La répartition des termes d’émotion utilisés en marge d’événements jugés comme négatifs dans les discours médiatiques et politiques d’une part et les commentaires des internautes d’autre part montre à quel point la divergence d’opinions peut se manifester dans le choix du lexique des affects. Par ailleurs, on constate que, du moins dans les termes utilisés, les internautes qui réagissent aux articles s’opposent tous en grande partie aux

discours politiques occupant du terrain. Ainsi, par exemple, le discours « de droite » s’attachant à construire un champ sémantique de la colère et de la honte autour des sifflements de La Marseillaise en 2008 reçoit en retour un discours de colère à son encontre. Le discours médiatique usant du thème du danger, qui devrait être à priori déclencheur d’un champ sémantique de la peur au sujet de risques alimentaires ou sanitaires, se solde par l’émergence du champ sémantique de la colère ou de l’ironie dans les commentaires d’internautes. On peut interroger à ce stade aussi bien le statut-même des commentaires et de leur origine énonciative (qui les produit ? pourquoi ? pour qui ?) que le pourquoi de la dominante du champ de la colère dans ces productions. S’agit-il alors de caractériser le genre discursif lui-même, comme défouloir ou outil de manipulation ou, au contraire, faut-il s’interroger quant aux dynamiques sémantiques contribuant à une continuité discursive régulière, s’inscrivant dans un schéma évaluatif (appraisal) ?
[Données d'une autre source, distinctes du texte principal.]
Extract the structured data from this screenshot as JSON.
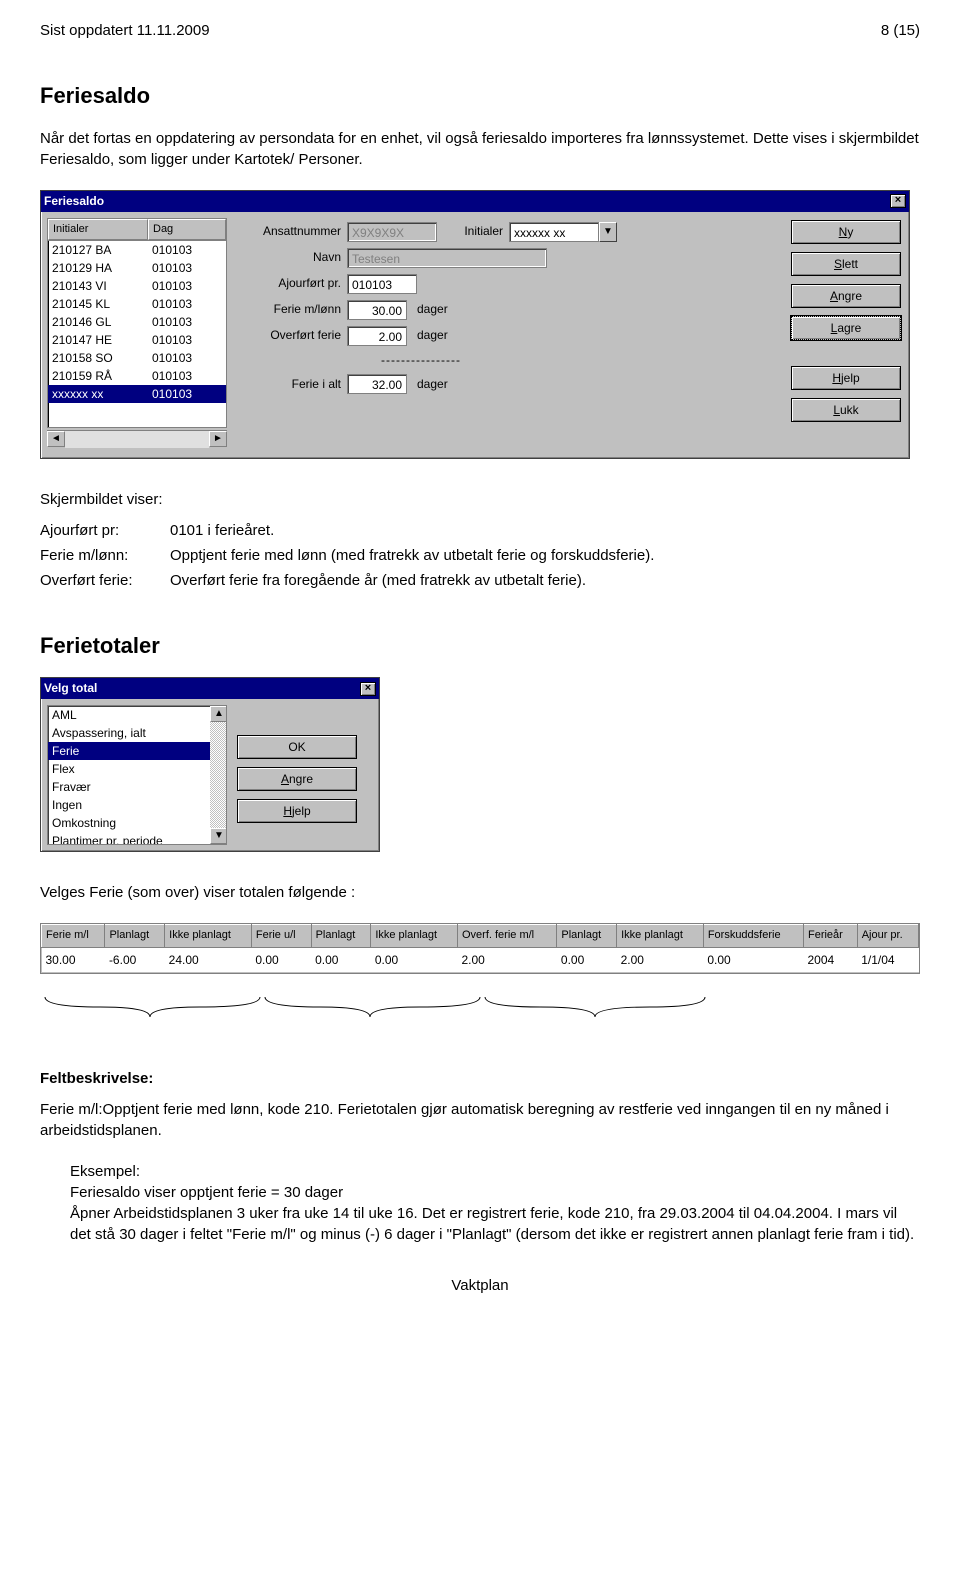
{
  "header": {
    "updated": "Sist oppdatert 11.11.2009",
    "page": "8 (15)"
  },
  "section1": {
    "title": "Feriesaldo",
    "intro": "Når det fortas en oppdatering av persondata for en enhet, vil også feriesaldo importeres fra lønnssystemet. Dette vises i skjermbildet Feriesaldo, som ligger under Kartotek/ Personer."
  },
  "feriesaldo_window": {
    "title": "Feriesaldo",
    "list_headers": {
      "col1": "Initialer",
      "col2": "Dag"
    },
    "rows": [
      {
        "initials": "210127 BA",
        "date": "010103"
      },
      {
        "initials": "210129 HA",
        "date": "010103"
      },
      {
        "initials": "210143 VI",
        "date": "010103"
      },
      {
        "initials": "210145 KL",
        "date": "010103"
      },
      {
        "initials": "210146 GL",
        "date": "010103"
      },
      {
        "initials": "210147 HE",
        "date": "010103"
      },
      {
        "initials": "210158 SO",
        "date": "010103"
      },
      {
        "initials": "210159 RÅ",
        "date": "010103"
      },
      {
        "initials": "xxxxxx xx",
        "date": "010103"
      }
    ],
    "labels": {
      "ansattnummer": "Ansattnummer",
      "initialer": "Initialer",
      "navn": "Navn",
      "ajourfort": "Ajourført pr.",
      "ferie_mlonn": "Ferie m/lønn",
      "overfort": "Overført ferie",
      "ferie_ialt": "Ferie i alt",
      "dager": "dager"
    },
    "values": {
      "ansattnummer": "X9X9X9X",
      "initialer": "xxxxxx xx",
      "navn": "Testesen",
      "ajourfort": "010103",
      "ferie_mlonn": "30.00",
      "overfort": "2.00",
      "ferie_ialt": "32.00"
    },
    "buttons": {
      "ny": "Ny",
      "slett": "Slett",
      "angre": "Angre",
      "lagre": "Lagre",
      "hjelp": "Hjelp",
      "lukk": "Lukk"
    },
    "dashed": "----------------"
  },
  "desc": {
    "title": "Skjermbildet viser:",
    "rows": [
      {
        "label": "Ajourført pr:",
        "value": "0101 i ferieåret."
      },
      {
        "label": "Ferie m/lønn:",
        "value": "Opptjent ferie med lønn (med fratrekk av utbetalt ferie og forskuddsferie)."
      },
      {
        "label": "Overført ferie:",
        "value": "Overført ferie fra foregående år (med fratrekk av utbetalt ferie)."
      }
    ]
  },
  "section2": {
    "title": "Ferietotaler"
  },
  "velg_window": {
    "title": "Velg total",
    "items": [
      "AML",
      "Avspassering, ialt",
      "Ferie",
      "Flex",
      "Fravær",
      "Ingen",
      "Omkostning",
      "Plantimer pr. periode"
    ],
    "selected": "Ferie",
    "buttons": {
      "ok": "OK",
      "angre": "Angre",
      "hjelp": "Hjelp"
    }
  },
  "velges_text": "Velges Ferie (som over) viser totalen følgende :",
  "totals": {
    "headers": [
      "Ferie m/l",
      "Planlagt",
      "Ikke planlagt",
      "Ferie u/l",
      "Planlagt",
      "Ikke planlagt",
      "Overf. ferie m/l",
      "Planlagt",
      "Ikke planlagt",
      "Forskuddsferie",
      "Ferieår",
      "Ajour pr."
    ],
    "row": [
      "30.00",
      "-6.00",
      "24.00",
      "0.00",
      "0.00",
      "0.00",
      "2.00",
      "0.00",
      "2.00",
      "0.00",
      "2004",
      "1/1/04"
    ]
  },
  "feltbesk": {
    "title": "Feltbeskrivelse:",
    "p1": "Ferie m/l:Opptjent ferie med lønn, kode 210. Ferietotalen gjør automatisk beregning av restferie ved inngangen til en ny måned i arbeidstidsplanen.",
    "eksempel_title": "Eksempel:",
    "eksempel_body": "Feriesaldo viser opptjent ferie = 30 dager\nÅpner Arbeidstidsplanen 3 uker fra uke 14 til uke 16. Det er registrert ferie, kode 210, fra 29.03.2004 til 04.04.2004. I mars vil det stå 30 dager i feltet \"Ferie m/l\" og minus (-) 6 dager i \"Planlagt\" (dersom det ikke er registrert annen planlagt ferie fram i tid)."
  },
  "footer": "Vaktplan"
}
L’étude de la sémiotisation des émotions dans les tweets se proposait de tester l’hypothèse des dynamiques sémantiques. Or on n’a affaire ni aux mêmes stratégies discursives, compte tenu des contraintes génériques, ni tout à fait aux mêmes champs sémantiques. Reste en revanche ce qui semble être une constante dans les limites du corpus étudié : l’ironie, ou le sarcasme, constituent les manifestations les plus représentées au niveau de l’étiquetage des tweets par des mots-dièse, ainsi qu’au niveau des retweets.